Editorial August 1, 2003 Issue

In Praise Of The Wrong Stuff

We strive at Practical Sailor to identify the right stuff for our readers, but of course we're always aware that, in addition to the difficulties of balancing quality versus price, there are trade-offs in features and ergonomics, and that the apple of one person's eye can be a lemon in the eyes of another.

Sometimes the most important thing we can do is identify the features of competing products in ways that let readers see the more important differences clearly. In most cases we then take the extra step and say which product we would pick ourselves, along with our rationale, even if there's not much of a qualitative difference in the choice. One example might be the auto-inflating PFD—very handy if you're knocked overboard by a blow to the head, but not so hot if a boat turns over on top of you, and you need to swim out from underneath it. There's no "correct" answer here—the success of such a PFD depends on circumstances.

The choices of gear we make in the magazine aren't always what we use ourselves. We end up, very often, with the "wrong" stuff. The reasons have to do with the constant flow of gear moving in and out of boxes, over and under work benches. A fair amount of the cast-off gear seems to stack up in the corners and against the walls, like jetsam waylaid by a current, and we end up with odd bits of electronics, bottles and cans of goop and paint, each with just a little removed for testing; a lifetime supply of suntan lotion; a box of cold-weather gloves, some unpartnered, some covered with old mud. The list could go on, but the point is, it's like the Island of Misfit Toys around here, and this is the stuff we end up using ourselves as we dash out the door—the wrong foul-weather jacket, the wrong binoculars, the wrong cooler, the wrong dry bag, the wrong wax, the wrong tools. Often, even the wrong stuff gets the job done well enough—it depends on what we demand of it.

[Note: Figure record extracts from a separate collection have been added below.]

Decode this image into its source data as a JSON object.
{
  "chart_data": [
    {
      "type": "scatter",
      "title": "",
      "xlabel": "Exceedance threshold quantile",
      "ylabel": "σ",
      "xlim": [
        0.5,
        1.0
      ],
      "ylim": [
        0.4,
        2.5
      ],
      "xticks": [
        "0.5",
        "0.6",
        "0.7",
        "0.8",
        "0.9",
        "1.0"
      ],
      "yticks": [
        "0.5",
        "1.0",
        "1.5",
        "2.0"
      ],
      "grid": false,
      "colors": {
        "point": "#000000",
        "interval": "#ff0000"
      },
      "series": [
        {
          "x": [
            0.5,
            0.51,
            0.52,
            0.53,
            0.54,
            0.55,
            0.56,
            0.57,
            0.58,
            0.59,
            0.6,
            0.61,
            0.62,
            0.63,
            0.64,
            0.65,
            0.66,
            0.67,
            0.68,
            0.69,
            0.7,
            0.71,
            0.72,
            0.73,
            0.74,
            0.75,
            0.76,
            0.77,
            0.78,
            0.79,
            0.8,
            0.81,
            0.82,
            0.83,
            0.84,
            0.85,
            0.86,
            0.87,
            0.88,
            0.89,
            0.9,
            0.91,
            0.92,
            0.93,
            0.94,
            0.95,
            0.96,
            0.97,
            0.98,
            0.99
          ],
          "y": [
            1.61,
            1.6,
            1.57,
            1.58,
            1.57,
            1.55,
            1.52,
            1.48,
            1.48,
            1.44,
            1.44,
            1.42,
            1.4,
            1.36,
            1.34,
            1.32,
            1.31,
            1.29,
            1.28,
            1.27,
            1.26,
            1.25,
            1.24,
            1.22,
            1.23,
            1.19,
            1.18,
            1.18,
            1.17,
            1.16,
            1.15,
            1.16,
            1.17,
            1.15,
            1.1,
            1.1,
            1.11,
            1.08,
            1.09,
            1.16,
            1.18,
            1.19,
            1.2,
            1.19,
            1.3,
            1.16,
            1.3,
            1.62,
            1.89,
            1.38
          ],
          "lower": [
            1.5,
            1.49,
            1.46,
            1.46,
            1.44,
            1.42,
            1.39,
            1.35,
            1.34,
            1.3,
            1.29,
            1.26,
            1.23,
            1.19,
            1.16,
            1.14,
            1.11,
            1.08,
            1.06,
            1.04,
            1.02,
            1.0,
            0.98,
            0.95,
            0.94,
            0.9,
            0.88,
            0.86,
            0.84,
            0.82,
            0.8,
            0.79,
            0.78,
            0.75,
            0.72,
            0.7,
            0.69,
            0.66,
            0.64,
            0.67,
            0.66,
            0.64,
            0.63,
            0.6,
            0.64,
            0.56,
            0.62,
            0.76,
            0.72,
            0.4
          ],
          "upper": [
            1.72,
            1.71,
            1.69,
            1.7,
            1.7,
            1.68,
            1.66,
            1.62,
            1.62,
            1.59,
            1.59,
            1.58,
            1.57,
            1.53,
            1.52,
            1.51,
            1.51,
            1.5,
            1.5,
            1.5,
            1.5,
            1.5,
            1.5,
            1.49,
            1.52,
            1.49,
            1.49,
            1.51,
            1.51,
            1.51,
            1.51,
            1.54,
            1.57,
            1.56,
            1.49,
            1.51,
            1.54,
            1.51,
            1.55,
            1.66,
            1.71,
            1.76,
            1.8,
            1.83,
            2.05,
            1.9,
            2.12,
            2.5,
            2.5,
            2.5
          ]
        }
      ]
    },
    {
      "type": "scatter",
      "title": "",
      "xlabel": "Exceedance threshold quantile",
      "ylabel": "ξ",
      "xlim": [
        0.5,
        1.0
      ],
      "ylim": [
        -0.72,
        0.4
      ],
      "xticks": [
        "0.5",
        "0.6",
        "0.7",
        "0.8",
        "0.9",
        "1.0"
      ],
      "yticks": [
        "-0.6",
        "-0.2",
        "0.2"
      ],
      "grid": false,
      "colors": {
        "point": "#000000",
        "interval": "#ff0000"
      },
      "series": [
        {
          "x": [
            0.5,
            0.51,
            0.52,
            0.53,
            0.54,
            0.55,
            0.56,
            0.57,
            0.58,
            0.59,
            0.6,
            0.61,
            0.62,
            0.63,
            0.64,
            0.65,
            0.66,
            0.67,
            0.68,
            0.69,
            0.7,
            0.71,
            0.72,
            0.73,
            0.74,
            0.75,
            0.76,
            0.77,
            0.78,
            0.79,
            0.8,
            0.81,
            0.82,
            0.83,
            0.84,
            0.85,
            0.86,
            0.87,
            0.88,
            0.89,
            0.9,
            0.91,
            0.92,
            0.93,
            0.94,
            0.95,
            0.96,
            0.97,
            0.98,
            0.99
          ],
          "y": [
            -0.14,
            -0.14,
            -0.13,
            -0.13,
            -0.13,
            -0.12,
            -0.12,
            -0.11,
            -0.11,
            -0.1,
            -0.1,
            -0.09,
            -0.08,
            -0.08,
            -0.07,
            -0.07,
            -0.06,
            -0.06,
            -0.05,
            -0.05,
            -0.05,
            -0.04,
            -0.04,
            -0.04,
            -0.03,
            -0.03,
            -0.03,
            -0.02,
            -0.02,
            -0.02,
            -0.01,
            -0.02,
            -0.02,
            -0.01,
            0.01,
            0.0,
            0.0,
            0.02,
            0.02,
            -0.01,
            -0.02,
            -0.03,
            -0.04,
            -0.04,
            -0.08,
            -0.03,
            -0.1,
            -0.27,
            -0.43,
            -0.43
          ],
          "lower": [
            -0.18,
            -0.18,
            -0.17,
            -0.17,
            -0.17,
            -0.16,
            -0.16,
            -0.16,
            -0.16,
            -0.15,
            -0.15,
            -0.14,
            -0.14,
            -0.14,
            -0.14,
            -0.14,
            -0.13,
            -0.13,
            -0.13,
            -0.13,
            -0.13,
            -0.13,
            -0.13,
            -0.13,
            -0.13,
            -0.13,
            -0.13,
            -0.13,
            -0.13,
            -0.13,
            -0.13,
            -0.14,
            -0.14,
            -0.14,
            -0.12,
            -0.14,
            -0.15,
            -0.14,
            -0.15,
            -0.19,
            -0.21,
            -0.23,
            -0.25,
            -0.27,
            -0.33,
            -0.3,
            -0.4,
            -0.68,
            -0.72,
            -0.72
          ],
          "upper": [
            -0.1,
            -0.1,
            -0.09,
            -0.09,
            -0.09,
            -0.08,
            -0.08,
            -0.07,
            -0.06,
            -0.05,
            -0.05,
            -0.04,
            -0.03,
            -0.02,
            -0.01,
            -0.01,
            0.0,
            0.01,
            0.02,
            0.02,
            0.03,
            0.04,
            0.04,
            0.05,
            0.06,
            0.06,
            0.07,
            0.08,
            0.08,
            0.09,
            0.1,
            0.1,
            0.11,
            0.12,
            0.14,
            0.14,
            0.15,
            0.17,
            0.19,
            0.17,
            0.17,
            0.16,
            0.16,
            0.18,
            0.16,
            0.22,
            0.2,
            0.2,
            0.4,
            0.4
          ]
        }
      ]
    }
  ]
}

Bottom paint is another example. We've just finished applying 54 bottom paints to fiberglass test panels for next year's evaluation. Why on earth do there have to be so many paints? It's more baffling than the cereal shelf or the shampoo shelf at the grocery store. Some of it has to be the wrong stuff. But as we've seen year after year, paints perform differently according to the conditions they're placed in and the ways they're used and maintained. Over time we've been able to identify a few outstanding paints, but you never know when those top paints, which are usually top-priced as well, will be matched in performance by half a dozen of the cheaper paints in a certain locale and time. And those same paints can drop back down the scale the next year, when conditions change. This is what keeps the competition alive. (It'll be interesting to see next year's results for the Connecticut panels. It's the end of June now. The water is still about 62°, and after about nine months of heavy precipitation, we could be getting run-off from Santa's workshop by now.)

The 13' Boston Whaler we use as a test boat has gone into the water every summer for 35 years. For at least a decade I've used the same paint—Fiberglass Bottomkote. Sometimes it's been slimy by July. Sometimes it lasts until late in the season. It depends.

This year I put Regatta Baltoplate on the Beneteau test boat, because it's a slick paint, and I just assume I'll be going overboard to scrub it a few times this summer. On the other hand, Chris Landry over at Powerboat Reports is running with the remains of Pettit Unepoxy that was put on several years ago. He never touches it. He just runs the boat often.

Part of the joy of messing about in boats is about jury-rigging, making do, adapting. At a certain point it's not worth agonizing about getting everything just so. It's worth casting off and runnin' what ya brung. Meanwhile we'll be here banging things around and suggesting what to bring.